As Sweden, a nation of over 10 million, is edging toward a million COVID-19 cases, with nearly 14,000 fatalities, more than the rest of Scandinavia combined, questions about the government’s approach and strategy continue to rise, not least whether it consciously pursued so-called herd immunity.
During an almost four-hour questioning by the parliament’s constitutional committee over the country’s handling of the corornavirus pandemic, Swedish Prime Minister Stefan Löfven firmly denied that herd immunity has ever been part of the government’s strategy.
“I want to firmly reject all speculation that I have heard for a long time, that herd immunity was part of any strategy. Never ever”, was Stefan Löfven’s answer, according to national broadcaster SVT.
Stefan Löfven said that while the government has had and still has a strategic focus on measures against coronavirus, no formal government decision on the strategy has ever been made.
“The government has chosen a direction for how the government should work, such a need doesn’t need to be expressed through government decisions”, Löfven said.
He emphasized that the strategic direction that has been followed throughout has been to limit the spread of infection, protect people’s lives and health, and manage healthcare.
“It has been about judging according to the situation, which measures are best at a given time. Knowledge and proven science have been the guidelines”, Löfven said.
Löfven was also asked about the position of the Swedish Public Health Agency, including whether the agency was given an all too prominent role when dealing with the pandemic.
The prime minister replied that it is an “expert authority” with “prominent experts”, suggesting that it would be direct misconduct not to listen to them.
Löfven also emphasized that the government takes full responsibility for Sweden’s COVID-19 strategy.
Over the course of last year, however, the Swedish medical authorities and politicians at various levels came up with conflicting messaging about the pandemic.
State epidemiologist Anders Tegnell himself denied that Sweden’s strategy was herd immunity, but ventured it was the only way to stop the pandemic. Instead, however, he described Sweden’s official strategy as “spreading as slowly as possible, so that the healthcare system has time to take care of all those who fall ill”.

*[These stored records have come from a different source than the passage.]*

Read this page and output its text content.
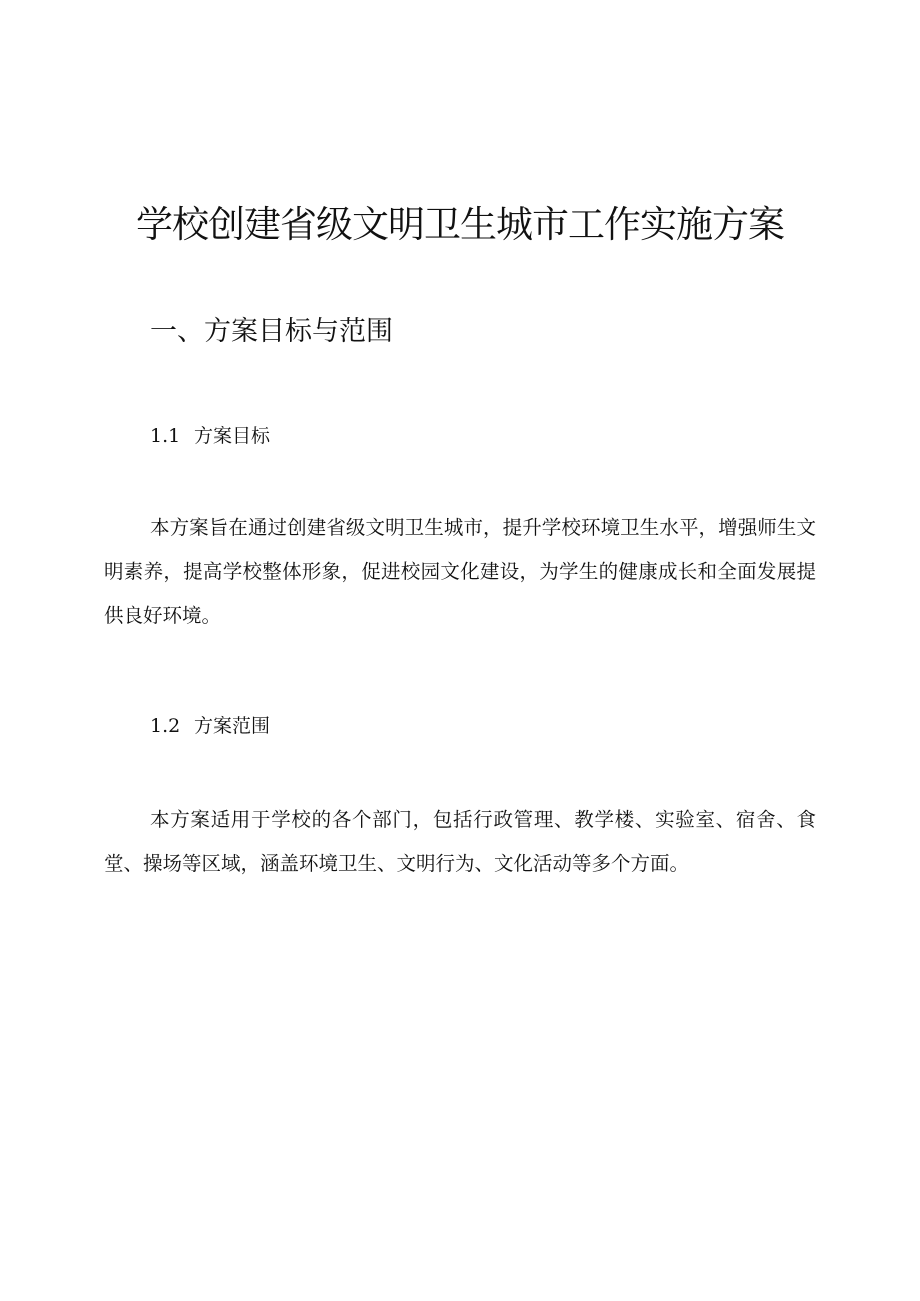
学校创建省级文明卫生城市工作实施方案
一、方案目标与范围
1.1 方案目标

本方案旨在通过创建省级文明卫生城市，提升学校环境卫生水平，增强师生文明素养，提高学校整体形象，促进校园文化建设，为学生的健康成长和全面发展提供良好环境。

1.2 方案范围

本方案适用于学校的各个部门，包括行政管理、教学楼、实验室、宿舍、食堂、操场等区域，涵盖环境卫生、文明行为、文化活动等多个方面。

At a press conference last year, Norrbotten County infection control doctor Anders Nystedt said that herd immunity would be achieved “calmly and quietly”, venturing that all Norrbotteners will eventually have to go through the infection. At the same time, a page of his presentation said “Goal => Flock immunity”.
According to former head of the National Board of Health and Welfare’s infection control unit Peet Tüll’s book “The Herd”, which features excerpts from e-mail correspondence, the Swedish Public Health Agency initially contemplated several approaches, and chose the path to hypothetical herd immunity.
The first alternative was a total shutdown of society for four weeks. The second was tracking infections on a large scale, finding the infected, and putting them in a two-week quarantine. The third option involved “allowing the spread of infection, slowly or rapidly, to achieve a hypothetical ‘herd immunity'”. Tüll by his own admission advocated alternative two and pointed out that alternative three appeared to be a headless strategy. To this, Anders Tegnell allegedly replied: “Yes, but we have walked through this and after all landed at three nonetheless”, the newspaper Aftonbladet reported.
The Swedish corona handling has received harsh criticism, not least because it took such a long time to get mass testing started, but also for the initial lack of protective equipment in healthcare and elderly care, which was later rectified. The government also came under fire for failing to duly protect the elderly and allowing the virus to spread in nursing and retirement homes, bringing the death toll up.
To date, Sweden, which has consequently steered clear of any lockdowns, remains an outlier among its neighbours, with more COVID-19 cases and deaths than the rest of Scandinavia combined. Sweden, a nation of over 10 million, is edging toward a million COVID-19 cases, with nearly 14,000 fatalities.